I didn't mention that positive discharge to ground most likely doesn't follow a streamer, it moves horizontally pauses and moves again.

I didn't mention lightning balls or sprites the make up off which, is an interesting topic in itself.

Just to make sure I have hit most points LMGTFY

https://en.wikipedia.org/wiki/Sprite_(lightning)

https://en.wikipedia.org/wiki/Ball_lightning

I didn't mention anything about the differences observed in low and high altitude ball lightning, or any suspicions I have ref some explosive lightning events.

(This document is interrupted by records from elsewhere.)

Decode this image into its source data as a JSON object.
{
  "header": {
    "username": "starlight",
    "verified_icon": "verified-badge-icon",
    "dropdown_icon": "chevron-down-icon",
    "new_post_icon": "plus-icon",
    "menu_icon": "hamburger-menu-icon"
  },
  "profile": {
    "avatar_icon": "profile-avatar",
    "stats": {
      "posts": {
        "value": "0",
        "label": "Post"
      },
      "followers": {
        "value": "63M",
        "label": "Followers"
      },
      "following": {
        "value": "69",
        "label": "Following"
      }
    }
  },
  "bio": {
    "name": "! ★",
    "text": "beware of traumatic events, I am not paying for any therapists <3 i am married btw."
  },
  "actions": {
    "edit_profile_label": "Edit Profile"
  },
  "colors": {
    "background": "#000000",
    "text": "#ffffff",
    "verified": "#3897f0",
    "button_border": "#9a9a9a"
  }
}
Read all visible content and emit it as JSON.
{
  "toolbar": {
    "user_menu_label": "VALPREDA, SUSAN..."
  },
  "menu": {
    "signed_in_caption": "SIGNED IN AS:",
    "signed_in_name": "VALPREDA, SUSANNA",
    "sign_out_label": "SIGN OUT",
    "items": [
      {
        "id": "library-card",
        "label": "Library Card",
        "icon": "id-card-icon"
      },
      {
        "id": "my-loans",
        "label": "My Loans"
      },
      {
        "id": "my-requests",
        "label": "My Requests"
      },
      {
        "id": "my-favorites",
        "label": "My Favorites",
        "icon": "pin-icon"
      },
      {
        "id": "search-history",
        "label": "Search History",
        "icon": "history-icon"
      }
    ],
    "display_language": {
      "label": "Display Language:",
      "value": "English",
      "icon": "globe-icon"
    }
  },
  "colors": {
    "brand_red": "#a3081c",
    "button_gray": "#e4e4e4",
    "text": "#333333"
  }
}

The reason for this is the thread is about lightning conductors, possibly increasing the risk of lightning strikes.

A shorter path to ground is the most likely path, but when dealing with high voltage lightning it is not the only path. If lightning hits a buildings masonry and a conductor is available to ground hopefully most of the energy will be diverted, without damaging too much masonry.

Ref terrain if you happen to live in the mountains, or like mountaineering lightning doesn't have as far to go to ground. however you do have to be extremely unlucky to get hit. etc

If there is anything I have not mentioned on lightning it may be deliberate, it is a big subject and takes a lot of time to write down. :)

If you would like to speculate on lightning balls, which are more interesting than sprites which I suspect are just a form of st elmos fire, I might be interested to see if they agree with my own ideas.